New Family Court Chief describes merger as enormous challenge and calls on legal community to get on board – Politics
The man tasked with steering the most significant reform of the family law system in 40 years has described the task as an enormous challenge, at his swearing in ceremony in Melbourne.
William Alstergren has taken over as Chief Justice of the Family Court of Australia, as it prepares to merge with the Federal Circuit Court in the new year.
The Federal Government announced the change earlier this year. Attorney-General Christian Porter argued it was the best way to cut the crippling financial costs and serious delays experienced by people turning to the family law system to settle disputes.
Before an audience which included Mr Porter, Chief Justice of the High Court Susan Kiefel, and senior judges from around the country, Chief Justice Alstergren described his appointment as a “great honour”.
“We have an opportunity to unbridle ourselves of the burden of cynicism and negativity that is so often experienced by those seeking change in family law,” he said.
“This is of course an enormous challenge, we expect the support of the profession, the Government and the Opposition.”
Chief Justice Alstergren was the chief judge of the Federal Circuit Court, which he will soon also oversee in the merged-courts model.
“The hallmark of excellence in court administration is that people who come before our courts have trust and confident in our practices, can understand what we do and why we do it,” he said.
“We have not yet achieved that excellence as there are two courts exercising an almost-concurrent Family law jurisdiction, operating with distinct case-management approaches, and rules.
“This has led to significant complexity, inefficiencies, duplication, increased costs and most importantly, unacceptable delay.

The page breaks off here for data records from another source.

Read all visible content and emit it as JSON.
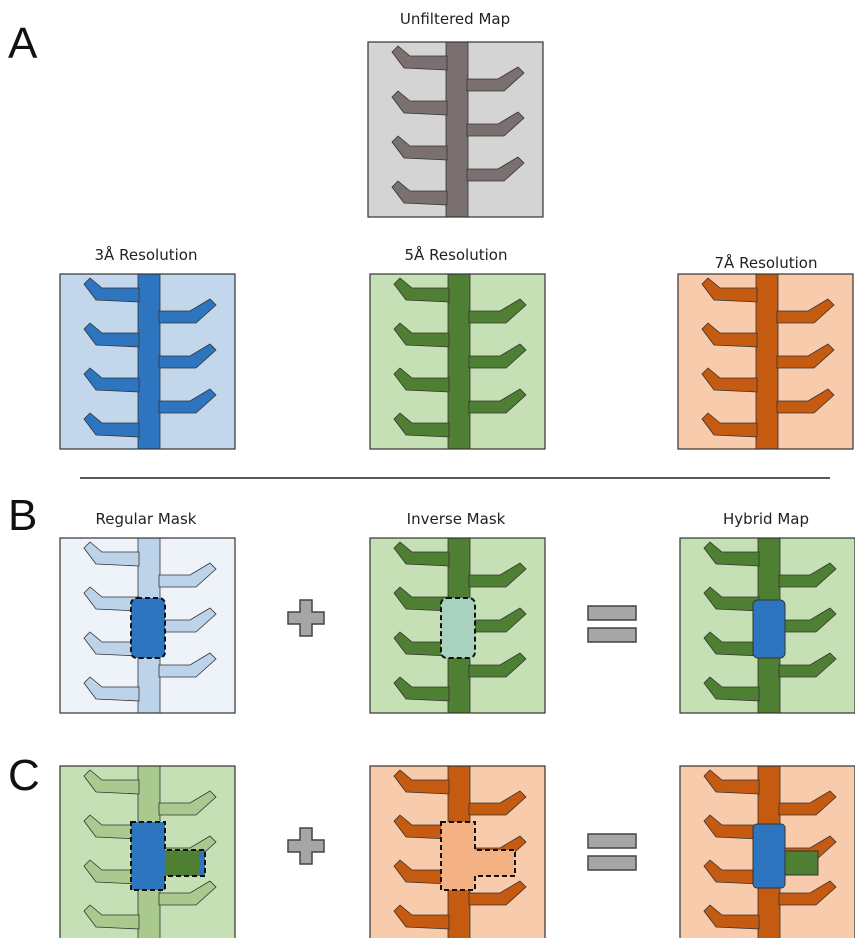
{
  "panels": {
    "A": {
      "letter": "A",
      "top": "Unfiltered Map",
      "row": [
        "3Å Resolution",
        "5Å Resolution",
        "7Å Resolution"
      ]
    },
    "B": {
      "letter": "B",
      "row": [
        "Regular Mask",
        "Inverse Mask",
        "Hybrid Map"
      ]
    },
    "C": {
      "letter": "C"
    }
  }
}
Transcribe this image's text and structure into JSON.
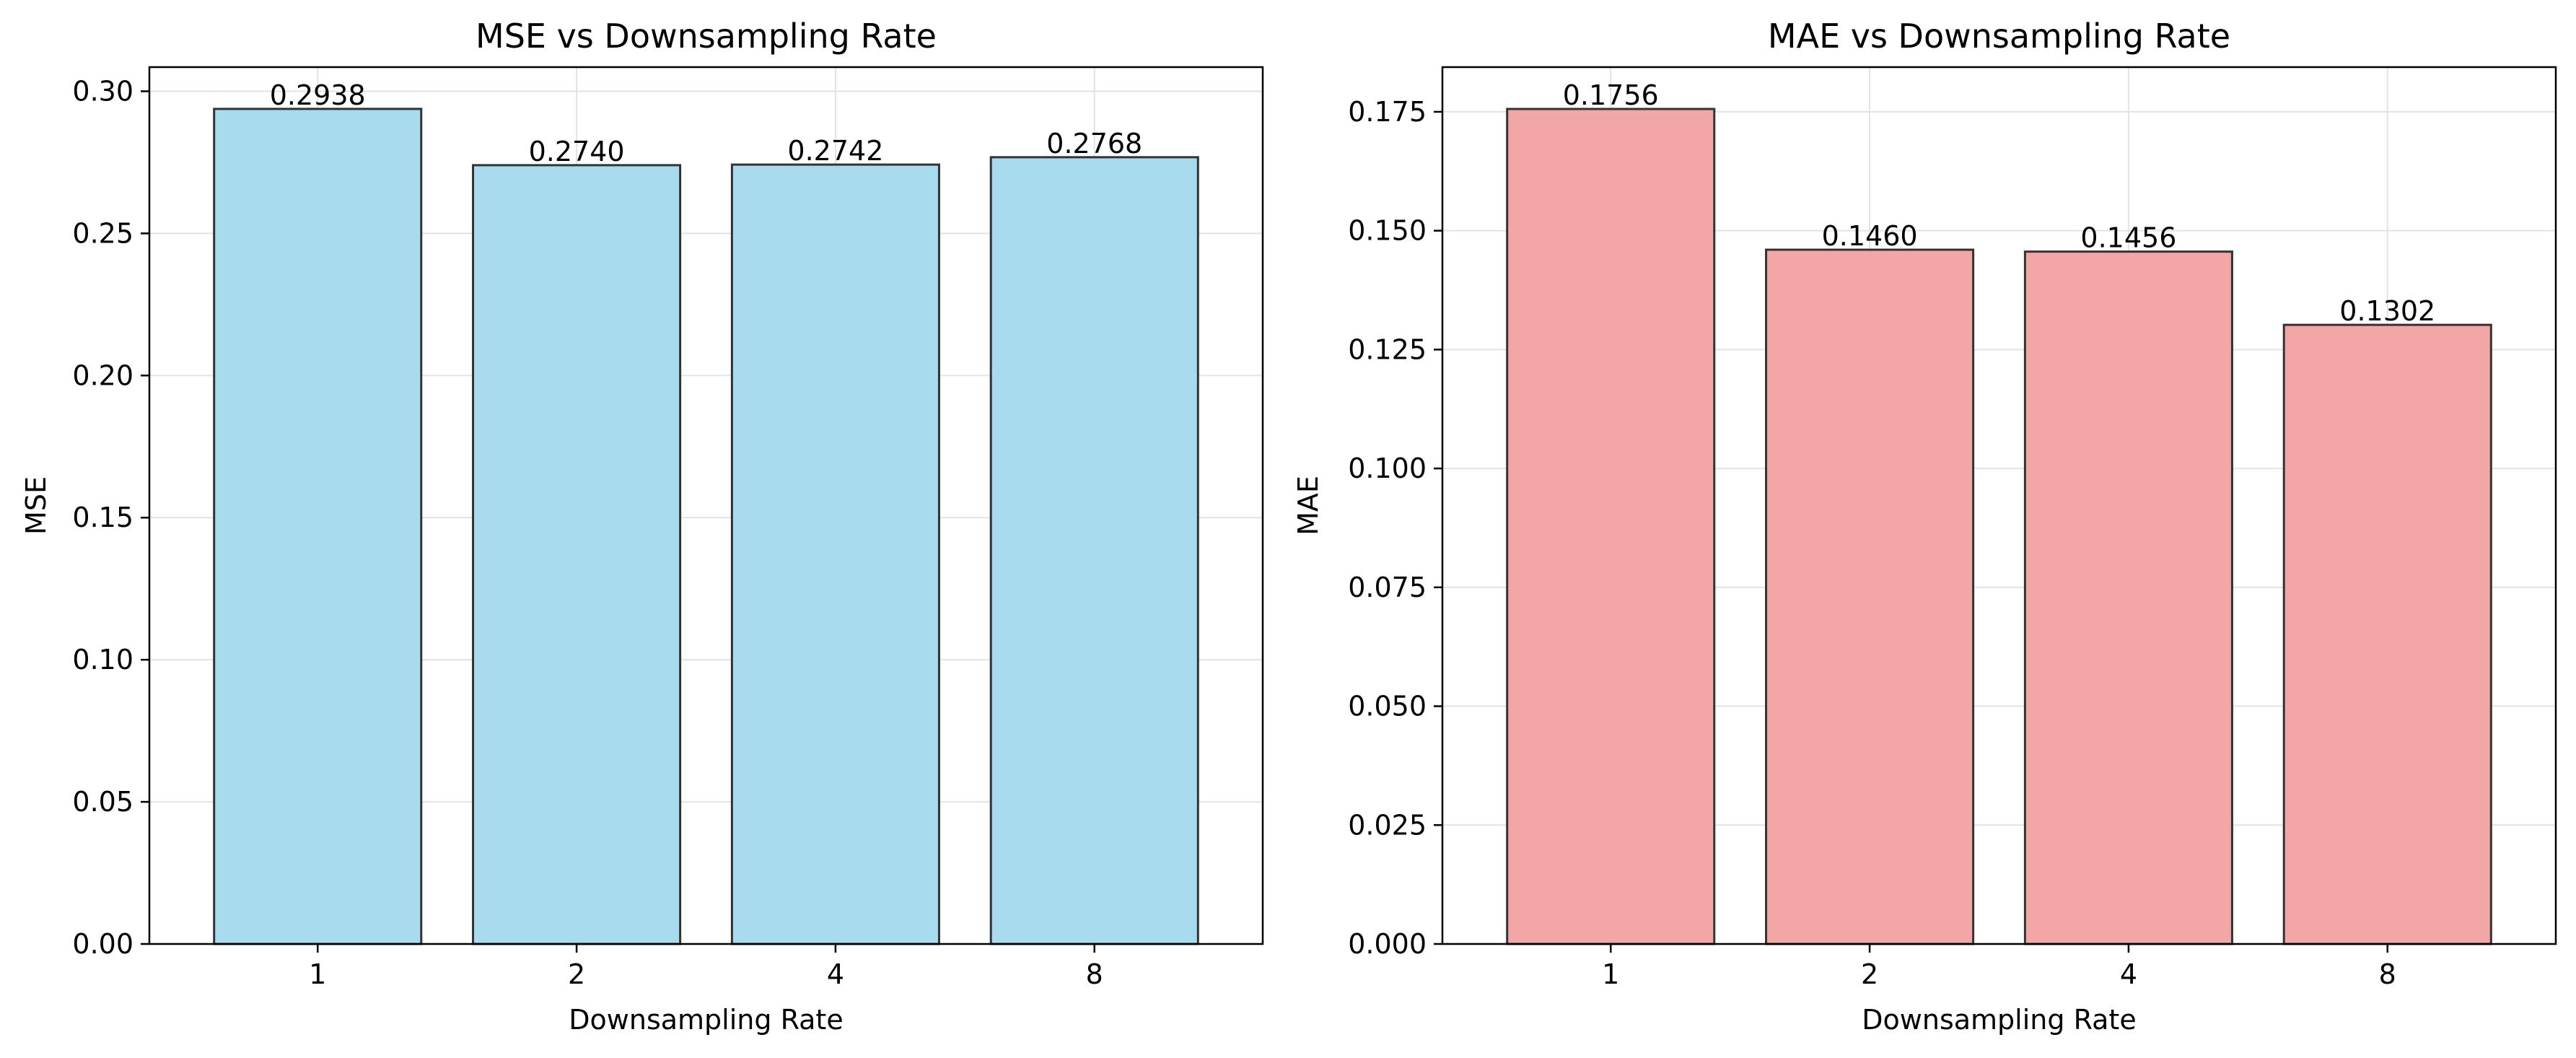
{
  "chart_data": [
    {
      "type": "bar",
      "title": "MSE vs Downsampling Rate",
      "xlabel": "Downsampling Rate",
      "ylabel": "MSE",
      "categories": [
        "1",
        "2",
        "4",
        "8"
      ],
      "values": [
        0.2938,
        0.274,
        0.2742,
        0.2768
      ],
      "value_labels": [
        "0.2938",
        "0.2740",
        "0.2742",
        "0.2768"
      ],
      "ylim": [
        0,
        0.3085
      ],
      "yticks": [
        0.0,
        0.05,
        0.1,
        0.15,
        0.2,
        0.25,
        0.3
      ],
      "ytick_labels": [
        "0.00",
        "0.05",
        "0.10",
        "0.15",
        "0.20",
        "0.25",
        "0.30"
      ],
      "grid": true,
      "bar_color": "#a8dbee",
      "edge_color": "#333333"
    },
    {
      "type": "bar",
      "title": "MAE vs Downsampling Rate",
      "xlabel": "Downsampling Rate",
      "ylabel": "MAE",
      "categories": [
        "1",
        "2",
        "4",
        "8"
      ],
      "values": [
        0.1756,
        0.146,
        0.1456,
        0.1302
      ],
      "value_labels": [
        "0.1756",
        "0.1460",
        "0.1456",
        "0.1302"
      ],
      "ylim": [
        0,
        0.1844
      ],
      "yticks": [
        0.0,
        0.025,
        0.05,
        0.075,
        0.1,
        0.125,
        0.15,
        0.175
      ],
      "ytick_labels": [
        "0.000",
        "0.025",
        "0.050",
        "0.075",
        "0.100",
        "0.125",
        "0.150",
        "0.175"
      ],
      "grid": true,
      "bar_color": "#f3a6a6",
      "edge_color": "#333333"
    }
  ]
}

This has had a significant and direct effect upon the lives of many Australians, their families, and especially their children.”
The criticism levelled at the proposed merger has come from all fronts, with the legal community and former judges warning the reforms have been driven by spreadsheets rather than an understanding of the complexities of family disputes.
“Suffice it to say that good policy would never be made on the basis of quantitative data alone, even if it was entirely reliable,” former chief justice Diana Bryant said in a speech to the New South Wales Society of Labor Lawyers a week ago.
Legislation to merge the two courts is being scrutinised by a Senate committee, after the Lower House passed the bill.
“The Government has put restructure of the courts firmly in the spotlight, but it is unfortunate that because it is now in the form of legislation, without the opportunity for wide consultation, opposition to it can be labelled a political response,” Justice Bryant said.
“It should not have been so.”
Former attorney-general Robert McClelland was sworn in as Deputy Chief Justice, after being appointed to the Family Court bench in 2015.